Vergeten Dierendag; voor ieder dier een betere toekomst
Een extra kluif, aai of nieuwe mand: veel dieren kunnen uitzien naar 4 oktober, Werelddierendag. Dat geldt niet voor miljoenen andere dieren. Zij brengen deze dag door als altijd: als fokteef, vleesvarken, proefdier, handelswaar… Daarom heeft de Dierenbescherming 5 oktober uitgeroepen tot ‘Vergeten Dierendag’. 5 oktober, Vergeten Dierendag
Oude manegepaarden hebben geen geluk, evenals miljoenen ‘vergeten’ dieren die de mens gebruikt, opeet, voor proeven inzet, verhandelt, bejaagt of verwaarloost. De Dierenbescherming vraagt op ‘Vergeten Dierendag’ aandacht voor deze dieren. Maar niet alleen op deze dag, want het hele jaar door voert de Dierenbescherming campagnes waarin vergeten dieren de hoofdrol spelen.
Fokkerij
Zoals dalmatiër Lucy, zij krijgt haar zevende (!) nest puppy’s. Lucy staat model voor de vele fokteven in ons land. Zij slijten hun leven als ‘pupfabriek’. Omdat de ‘broodfokkers’ zoveel mogelijk geld willen verdienen gaan ze ver. En dit gaat ten koste van de dieren. Maar er is nog meer aan de hand in de hondenfokkerij. Fokkers selecteren vaak streng op bepaalde uiterlijke kenmerken - onder andere door middel van inteelt - dat de honden deze in ziekmakende mate bezitten. Denk aan de Engelse buldog met de extreem platgedrukte neus, waardoor veel van deze dieren zware ademhalingsproblemen hebben. Of de Cavalier King Charles spaniël, waarvan een groot deel syringomyelia heeft. Hierbij is het brein te groot voor de schedel en duwt in de nek, wat kan resulteren in vreselijke pijn.
Handel
Een andere bron van dierenleed is de wereldwijde handel in exotische dieren. Jaarlijks worden miljoenen tropische vissen, amfibieën, reptielen, vogels en zoogdieren het slachtoffer van de geldzucht van handelaars. Ook in ons land worden dieren uit verre landen geïmporteerd. Deze dieren worden uit de vrije natuur geroofd, met desastreuze gevolgen voor dier en natuur. Daarbij komt dat het verzorgen en opvoeden van een exoot verre van eenvoudig is. Je hebt immers te maken met een niet-gedomesticeerd dier, met heel specifieke eisen op het gebied van huisvesting, voeding en verzorging. Veel mensen die een exoot aanschaffen, weten niet goed waar ze aan beginnen. Ze vinden het simpelweg wel stoer of interessant om zo’n dier te hebben. Enkele bekende gevolgen zijn fysiek leed, stress en vaak een vroegtijdige dood van hun dier.
Dierenbescherming
Grondbeginselen
De Dierenbescherming heeft twee grondbeginselen. Het eerste grondbeginsel is dat alle dieren een individuele intrinsieke waarde hebben. Dat betekent dat elk dier een zelfstandige wezen is. Ze zijn het waard om als doel op zichzelf behandeld te worden en niet als middel voor anderen. De waarde van een dier kan niet herleid worden tot zijn waarde voor andere wezens. Daarom moet moreel rekening gehouden worden met het dier en behoren dieren met respect behandeld te worden als zelfstandige wezens met gevoelens, bewustzijn en integriteit.

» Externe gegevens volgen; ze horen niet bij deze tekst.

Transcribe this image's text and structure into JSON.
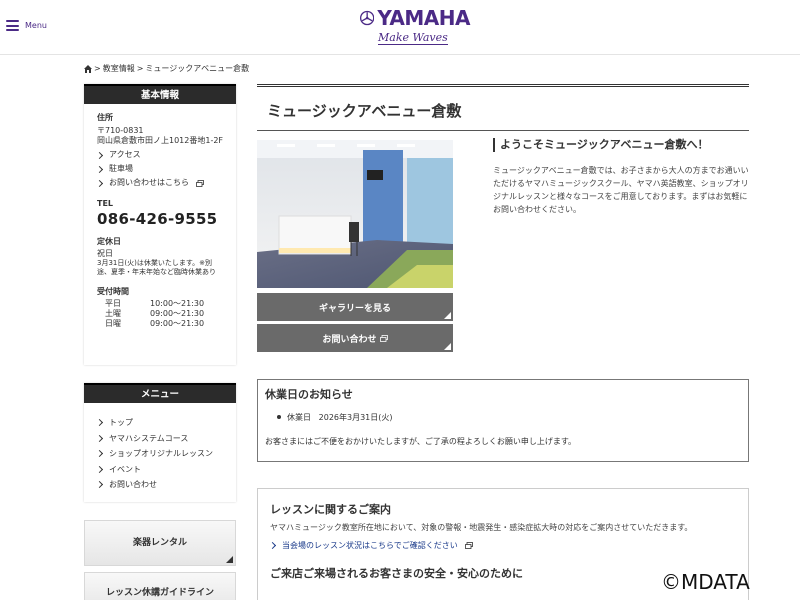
{
  "header": {
    "menu_label": "Menu",
    "logo_text": "YAMAHA",
    "logo_tagline": "Make Waves"
  },
  "breadcrumb": [
    "教室情報",
    "ミュージックアベニュー倉敷"
  ],
  "basic_info": {
    "heading": "基本情報",
    "address_label": "住所",
    "postal_code": "〒710-0831",
    "address": "岡山県倉敷市田ノ上1012番地1-2F",
    "links": [
      "アクセス",
      "駐車場",
      "お問い合わせはこちら"
    ],
    "tel_label": "TEL",
    "tel": "086-426-9555",
    "holiday_label": "定休日",
    "holiday": "祝日",
    "holiday_note": "3月31日(火)は休業いたします。※別途、夏季・年末年始など臨時休業あり",
    "hours_label": "受付時間",
    "hours": [
      {
        "day": "平日",
        "time": "10:00〜21:30"
      },
      {
        "day": "土曜",
        "time": "09:00〜21:30"
      },
      {
        "day": "日曜",
        "time": "09:00〜21:30"
      }
    ]
  },
  "menu_box": {
    "heading": "メニュー",
    "items": [
      "トップ",
      "ヤマハシステムコース",
      "ショップオリジナルレッスン",
      "イベント",
      "お問い合わせ"
    ]
  },
  "side_buttons": [
    "楽器レンタル",
    "レッスン休講ガイドライン"
  ],
  "main": {
    "title": "ミュージックアベニュー倉敷",
    "gallery_button": "ギャラリーを見る",
    "contact_button": "お問い合わせ",
    "welcome_heading": "ようこそミュージックアベニュー倉敷へ！",
    "welcome_text": "ミュージックアベニュー倉敷では、お子さまから大人の方までお通いいただけるヤマハミュージックスクール、ヤマハ英語教室、ショップオリジナルレッスンと様々なコースをご用意しております。まずはお気軽にお問い合わせください。",
    "notice": {
      "heading": "休業日のお知らせ",
      "row_label": "休業日",
      "row_date": "2026年3月31日(火)",
      "text": "お客さまにはご不便をおかけいたしますが、ご了承の程よろしくお願い申し上げます。"
    },
    "lesson": {
      "heading": "レッスンに関するご案内",
      "text": "ヤマハミュージック教室所在地において、対象の警報・地震発生・感染症拡大時の対応をご案内させていただきます。",
      "link": "当会場のレッスン状況はこちらでご確認ください",
      "heading2": "ご来店ご来場されるお客さまの安全・安心のために"
    }
  },
  "watermark": "©MDATA",
  "colors": {
    "brand": "#4b2a86",
    "dark_head": "#2b2b2b",
    "button_gray": "#6a6a6a"
  }
}
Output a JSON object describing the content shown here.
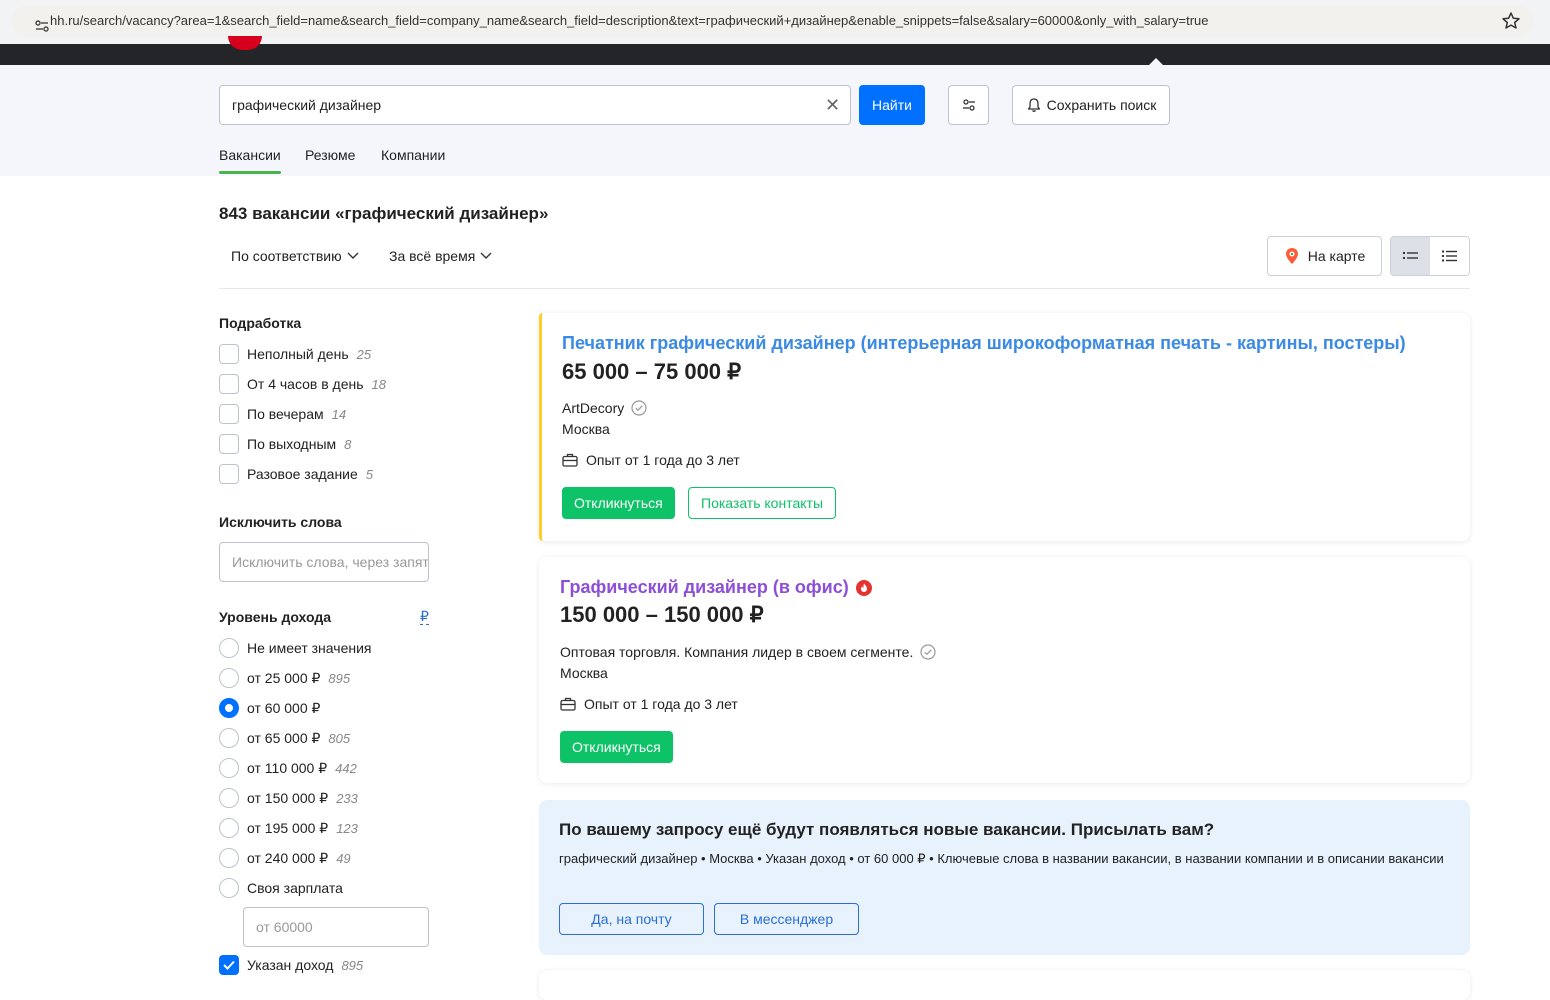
{
  "browser": {
    "url": "hh.ru/search/vacancy?area=1&search_field=name&search_field=company_name&search_field=description&text=графический+дизайнер&enable_snippets=false&salary=60000&only_with_salary=true"
  },
  "search": {
    "query": "графический дизайнер",
    "find_label": "Найти",
    "save_label": "Сохранить поиск"
  },
  "tabs": [
    {
      "label": "Вакансии",
      "active": true
    },
    {
      "label": "Резюме",
      "active": false
    },
    {
      "label": "Компании",
      "active": false
    }
  ],
  "results": {
    "title": "843 вакансии «графический дизайнер»",
    "sort_relevance": "По соответствию",
    "sort_period": "За всё время",
    "map_label": "На карте"
  },
  "sidebar": {
    "parttime": {
      "title": "Подработка",
      "items": [
        {
          "label": "Неполный день",
          "count": "25"
        },
        {
          "label": "От 4 часов в день",
          "count": "18"
        },
        {
          "label": "По вечерам",
          "count": "14"
        },
        {
          "label": "По выходным",
          "count": "8"
        },
        {
          "label": "Разовое задание",
          "count": "5"
        }
      ]
    },
    "exclude": {
      "title": "Исключить слова",
      "placeholder": "Исключить слова, через запятую"
    },
    "income": {
      "title": "Уровень дохода",
      "currency": "₽",
      "options": [
        {
          "label": "Не имеет значения",
          "count": "",
          "selected": false
        },
        {
          "label": "от 25 000 ₽",
          "count": "895",
          "selected": false
        },
        {
          "label": "от 60 000 ₽",
          "count": "",
          "selected": true
        },
        {
          "label": "от 65 000 ₽",
          "count": "805",
          "selected": false
        },
        {
          "label": "от 110 000 ₽",
          "count": "442",
          "selected": false
        },
        {
          "label": "от 150 000 ₽",
          "count": "233",
          "selected": false
        },
        {
          "label": "от 195 000 ₽",
          "count": "123",
          "selected": false
        },
        {
          "label": "от 240 000 ₽",
          "count": "49",
          "selected": false
        },
        {
          "label": "Своя зарплата",
          "count": "",
          "selected": false
        }
      ],
      "own_placeholder": "от 60000",
      "specified": {
        "label": "Указан доход",
        "count": "895",
        "checked": true
      }
    }
  },
  "vacancies": [
    {
      "title": "Печатник графический дизайнер (интерьерная широкоформатная печать - картины, постеры)",
      "title_color": "#2a6ed6",
      "salary": "65 000 – 75 000 ₽",
      "company": "ArtDecory",
      "city": "Москва",
      "experience": "Опыт от 1 года до 3 лет",
      "respond_label": "Откликнуться",
      "contacts_label": "Показать контакты"
    },
    {
      "title": "Графический дизайнер (в офис)",
      "title_color": "#8d4fd8",
      "salary": "150 000 – 150 000 ₽",
      "company": "Оптовая торговля. Компания лидер в своем сегменте.",
      "city": "Москва",
      "experience": "Опыт от 1 года до 3 лет",
      "respond_label": "Откликнуться"
    }
  ],
  "notify": {
    "title": "По вашему запросу ещё будут появляться новые вакансии. Присылать вам?",
    "description": "графический дизайнер • Москва • Указан доход • от 60 000 ₽ • Ключевые слова в названии вакансии, в названии компании и в описании вакансии",
    "email_label": "Да, на почту",
    "messenger_label": "В мессенджер"
  },
  "colors": {
    "accent": "#0070ff",
    "respond_green": "#0dc267",
    "highlight_border": "#ffcd29",
    "hot_badge": "#e3342f"
  }
}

Het tweede grondbeginsel is zorgplicht en dit houdt in dat het de plicht van de mens is, onafhankelijk van verschillen in religie of filosofische opvattingen, dieren te beschermen, goed te behandelen, een houding van medeleven en goede gezindheid tegenover hen aan te kweken, hun vrijheid en hun eigen levenssfeer te respecteren en hun leven te sparen zoveel dat mogelijk is.
Organisatie
Met een achterban van bijna 200.000 mensen (leden, donateurs en vrijwilligers) is de Dierenbescherming de grootste organisatie in Nederland die opkomt voor de belangen van alle dieren: gezelschapsdieren, landbouwdieren, dieren in het wild en proefdieren. Belangrijke pijlers van haar werk zijn dierennoodhulp en inspectiewerk. Zo biedt de Dierenbescherming via de asielen jaarlijks onderdak aan duizenden dakloze dieren en ziet de Landelijke Inspectiedienst Dierenbescherming toe op naleving van de wet op het gebied van dierenwelzijn.
Bio-industrie
Daarnaast strijdt de Dierenbescherming al vele jaren voor betere leefomstandigheden voor proefdieren en dieren in de bio-industrie. Alleen al in Nederland worden zo'n 450 miljoen landbouwhuisdieren per jaar gehouden. Het gaat onder andere om varkens, runderen en kippen. De meeste mensen kennen deze dieren waarschijnlijk vooral voorverpakt in de supermarkt. Ruim 95 procent leeft namelijk in de bio-industrie. Weggestopt in schuren en krappe, kale hokken leiden zij een leven vol verveling, stress en pijn. Door overleg, lobby en zo nodig publieksacties richting bedrijfsleven en overheid, probeert de Dierenbescherming de schrijnende situaties in de bio-industrie te veranderen. Deze inspanningen blijven niet zonder resultaat. Zo wordt de legbatterij vanaf 2012 verboden en mogen vanaf 2013 kalveren en zeugen niet meer hun hele leven individueel opgesloten worden.
Beter Leven kenmerk
Het keurmerk
Een ander succes van de Dierenbescherming is de introductie van het Beter Leven kenmerk voor vlees, zuivel en eieren. Het kenmerk is in het leven geroepen om het bedrijfsleven uit te dagen het welzijn van de dieren in de veehouderij te verbeteren en om het de consument gemakkelijker te maken om een verantwoorde keuze te maken. In de schappen van de Nederlandse supermarkten liggen steeds meer producten met dit Beter Leven kenmerk dat werkt met een sterrenclassificatie: hoe meer sterren, hoe beter het leven van het dier is geweest.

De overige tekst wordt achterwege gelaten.